Рубаха благодарно на него глянул, оборотив на секунду в фас мужественное положительное лицо.
– А знаешь, Анатоль, – вклинил к ним педалированно «задушевный» рокоток Плохий, – за что тебя в деревне любят? За че-ло-ве-ко-уго-о-о-дие! Ты гейша таиландская, а не философ!
Рубаха выпятил челюсть, надул щеки, вздохнул и поворотился лицом к обличителю.
– Ну, я понимаю, Вадя, гейша! Даровитая проститутка. Но отчего ж таиландская-то?
С мгновенье примерно Плохий явно колебался. Улыбнуться? Принять мирное предложение?
Но – поколебался-поколебался. и не улыбнулся.
Отчасти еще в шутку, но и недозволительно в светском обществе всерьез, он заявил, что Рубаха – социалистический урод, плотский мудрователь, что у него репризное мышление и ни Розан Розаныч[1] его, ни сам он ничего в жизни не понимают, поскольку оба безбожники, и что таких, как Рубаха, «артистов» Платон гнал взашей из своего «Государства» и сегодня он, Плохий, понял почему.
– Почему? – едва слышным – пустым – сипотком спросил Рубаха у Плохия.
– Потому что вместо Бога ты сам у себя Бог! Паришь...

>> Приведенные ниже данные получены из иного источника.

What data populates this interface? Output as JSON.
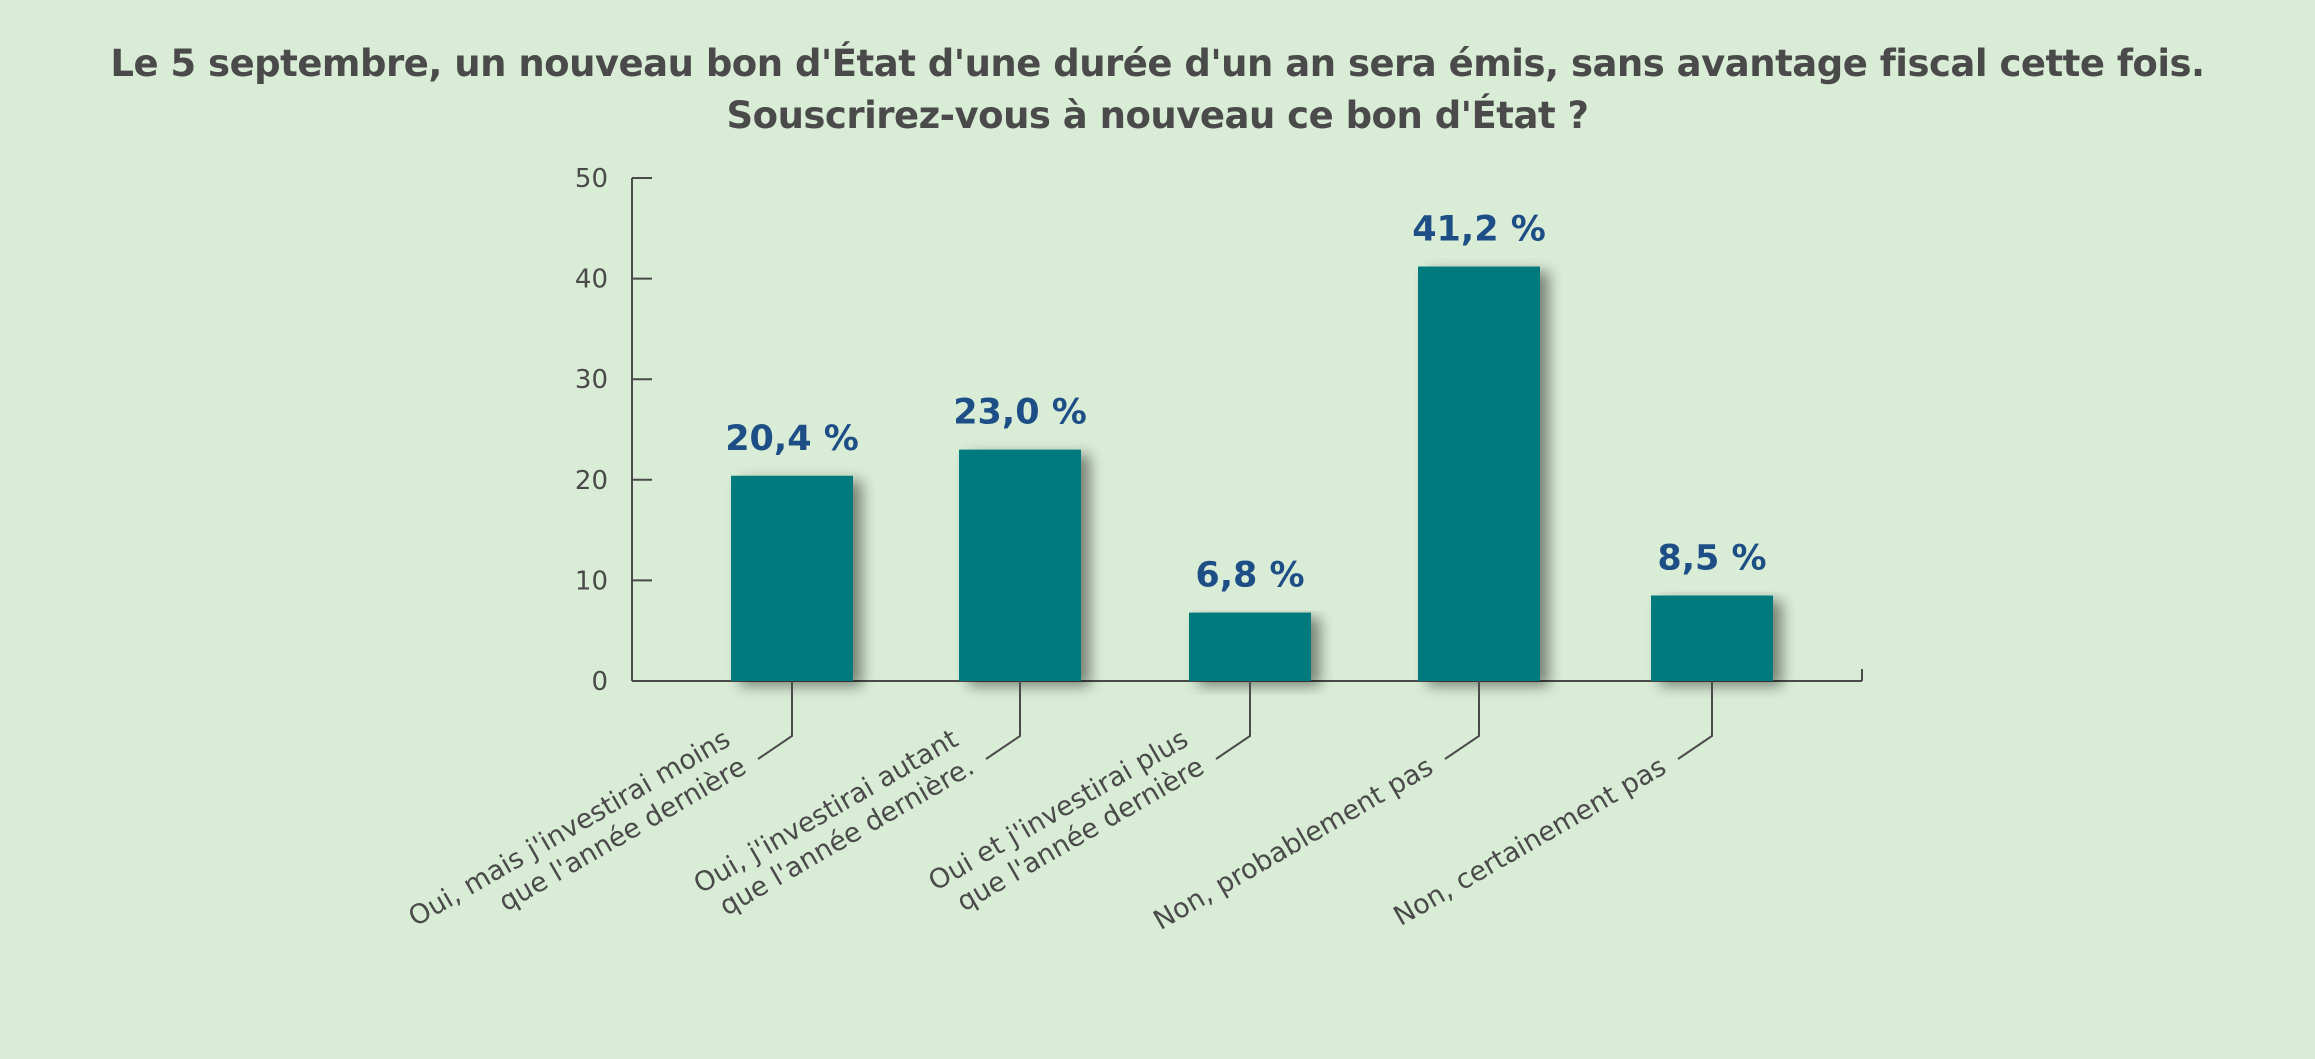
{
  "title": {
    "line1": "Le 5 septembre, un nouveau bon d'État d'une durée d'un an sera émis, sans avantage fiscal cette fois.",
    "line2": "Souscrirez-vous à nouveau ce bon d'État ?"
  },
  "colors": {
    "background": "#d9ecd6",
    "bar": "#037a7d",
    "value_label": "#1d4e86",
    "text": "#4a4a4a",
    "axis": "#4a4a4a"
  },
  "chart_data": {
    "type": "bar",
    "categories": [
      [
        "Oui, mais j'investirai moins",
        "que l'année dernière"
      ],
      [
        "Oui, j'investirai autant",
        "que l'année dernière."
      ],
      [
        "Oui et j'investirai plus",
        "que l'année dernière"
      ],
      [
        "Non, probablement pas"
      ],
      [
        "Non, certainement pas"
      ]
    ],
    "values": [
      20.4,
      23.0,
      6.8,
      41.2,
      8.5
    ],
    "value_labels": [
      "20,4 %",
      "23,0 %",
      "6,8 %",
      "41,2 %",
      "8,5 %"
    ],
    "ylim": [
      0,
      50
    ],
    "yticks": [
      0,
      10,
      20,
      30,
      40,
      50
    ],
    "grid": false,
    "legend": "none"
  }
}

«Завалиться в чужой дом, – пыхало у Хмелева не то в черепе, не то в грудной клетке, – позволять себе...»
Не будь он одышливый ослабелый хиляк, а будь какой надо, будь резвец-удалец, ох не посмотрел бы он, Хуторянин, что гость, в морду б дал развязавшемуся врачишке, в окошко за грудки выбросил, как делал когда-то его дед-пимокат; но минули два, пять, десять мгновений мутного молчания, в памяти Хмелева всплыл из-под цензуры монах, просивший избавления от креста. и он, словно не умом, а нюхом что-то поняв, смирился и положил себе ждать-наблюдать, ничего не предпринимая.